過去40年のあいだに,成人の喫煙者は全体の45%から21%へ減少してきた。40年前は,事務所,レストラン,さらには飛行機のなかでさえ,タバコの煙が立ち込めていたものだ(1987年に飛行機内での喫煙を禁じる規定ができると,大きな前進として熱烈に歡迎された)。ところが現在は,喫煙者は屋外で小さな集団になって身を寄せている。
だが,,人びとは独力でタバコをやめてきたわけではない。そうではなく,大勢でいっせいにやめてきたのだ。私たちはフレーミングハム心臓研究の社会的ネットワークに関するデータを利用し,過去40年間の喫煙の減少について分析してみた。すると,肥満の蔓延の裏返しのようなパターンがあることが分かった。ある人がタバコをやめると,友人,友人の友人,そのまた友人へと波及効果が広がっていくのだ。肥満と同じように,喫煙行動も3次の隔たりまで拡大していく。ここでも「3次の影響のルール」が働いているわけだ。だが,肥満よりも喫煙のほうがグループ効果はさらに高い。鳥や魚の群れと同じく,禁煙には時間と空間における一種の同調性がある。相互につながった喫煙者グループの全体が——メンバー同士はお互いを知らなくても——ほぼ同時にそろってタバコをやめる。まるで,反喫煙の波が全員に波及していくかのようだ。群れが特定の方向に飛んでいくのを一羽の鳥が食い止めるように,1人の喫煙者が禁煙を先導するのかもしれない。タバコをやめる決意は,ばらばらの個人が1人でするわけではない。そこには,直接・間接につながった個人からなるグループの選択が反映しているのである。

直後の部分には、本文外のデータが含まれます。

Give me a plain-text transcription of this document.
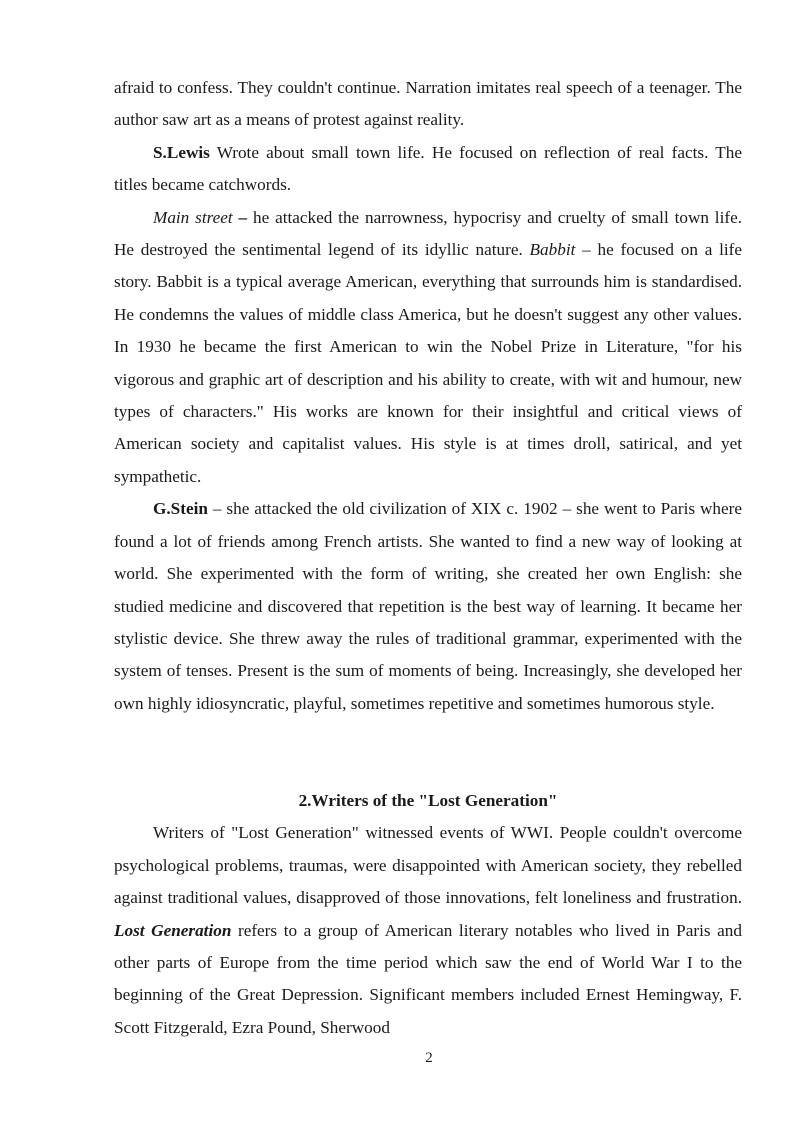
afraid to confess. They couldn't continue. Narration imitates real speech of a teenager. The author saw art as a means of protest against reality.

S.Lewis Wrote about small town life. He focused on reflection of real facts. The titles became catchwords.

Main street – he attacked the narrowness, hypocrisy and cruelty of small town life. He destroyed the sentimental legend of its idyllic nature. Babbit – he focused on a life story. Babbit is a typical average American, everything that surrounds him is standardised. He condemns the values of middle class America, but he doesn't suggest any other values. In 1930 he became the first American to win the Nobel Prize in Literature, "for his vigorous and graphic art of description and his ability to create, with wit and humour, new types of characters." His works are known for their insightful and critical views of American society and capitalist values. His style is at times droll, satirical, and yet sympathetic.

G.Stein – she attacked the old civilization of XIX c. 1902 – she went to Paris where found a lot of friends among French artists. She wanted to find a new way of looking at world. She experimented with the form of writing, she created her own English: she studied medicine and discovered that repetition is the best way of learning. It became her stylistic device. She threw away the rules of traditional grammar, experimented with the system of tenses. Present is the sum of moments of being. Increasingly, she developed her own highly idiosyncratic, playful, sometimes repetitive and sometimes humorous style.

2.Writers of the "Lost Generation"

Writers of "Lost Generation" witnessed events of WWI. People couldn't overcome psychological problems, traumas, were disappointed with American society, they rebelled against traditional values, disapproved of those innovations, felt loneliness and frustration. Lost Generation refers to a group of American literary notables who lived in Paris and other parts of Europe from the time period which saw the end of World War I to the beginning of the Great Depression. Significant members included Ernest Hemingway, F. Scott Fitzgerald, Ezra Pound, Sherwood

2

ニコラス・A・クリスタキス,ジェイムズ・H・ファウラー 鬼澤忍(訳) (2010). つながり:社会的ネットワークの驚くべき力 講談社 pp.148-149
(Christakis, N. A. & Fowler, J. H. (2009). Connected: The Surprising Power of Our Social Networks and How They Shape Our Lives. New York: Little, Brown and Company.)